Une pilule miracle ?
Addyi s’adresse aux femmes non ménopausées souffrant d’une libido défaillante depuis un certain temps. Une notion critiquée par certains, car difficile à diagnostiquer, et qui a été baptisée «trouble sexuel hypoactif». Le comprimé, à prendre chaque soir au moment du coucher, repose sur une molécule, la flibansérine, dont les effets aphrodisiaques ont été découverts par hasard, alors qu’elle était testée comme antidépresseur.

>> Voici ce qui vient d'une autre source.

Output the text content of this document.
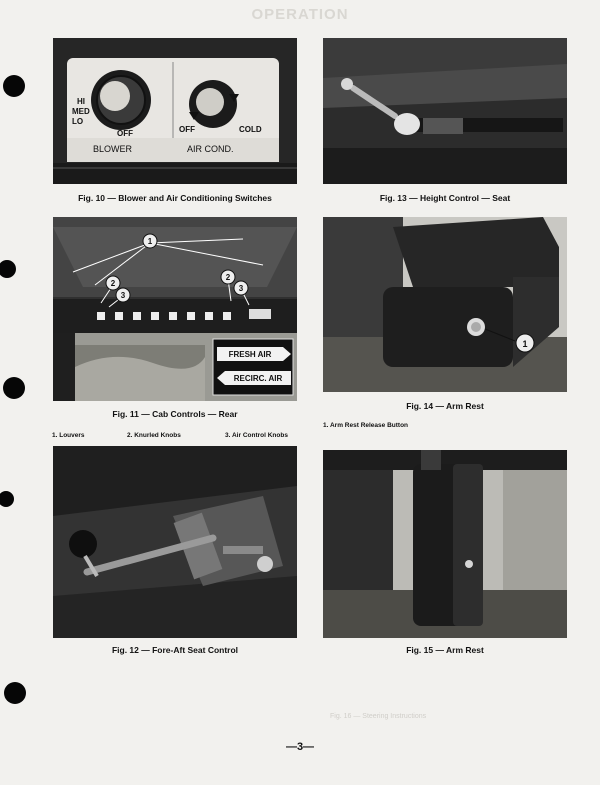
OPERATION
HI
MED
LO
OFF
BLOWER
OFF	COLD
AIR COND.
Fig. 10 — Blower and Air Conditioning Switches	Fig. 13 — Height Control — Seat
1
2
3
2
3
FRESH AIR
RECIRC. AIR
Fig. 11 — Cab Controls — Rear
1. Louvers	2. Knurled Knobs	3. Air Control Knobs
1
Fig. 14 — Arm Rest
1. Arm Rest Release Button
Fig. 12 — Fore-Aft Seat Control	Fig. 15 — Arm Rest
Fig. 16 — Steering Instructions
—3—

Au départ, c’est un laboratoire allemand, Boehringer Ingelheim, qui s’est intéressé aux vertus de la flibansérine. Mais il a fini par céder son produit à Sprout en 2011, après le premier refus de mise sur le marché par la FDA.
En fait, la très usitée comparaison avec le Viagra, son cousin masculin garant de performances, est assez peu pertinente : là où la pilule bleue agit sur un problème mécanique vasculaire temporaire (l’érection), ce nouveau médicament joue sur les émotions. Car, à en croire le sexologue Jacques Waynberg, «la sexualité féminine n’est pas une affaire d’organe, mais de cerveau». C’est donc la région frontale du cerveau que vise la flibansérine, en jouant sur deux substances chimiques appelées neuromédiateurs : la dopamine (accélérateur d’émotions, pour simplifier), qu’elle va booster, et la sérotonine (à effets ralentisseurs), qu’elle va modérer. A l’arrivée, un équilibre chimique «facilite en quelque sorte la disposition à être excitée», explique le sexologue.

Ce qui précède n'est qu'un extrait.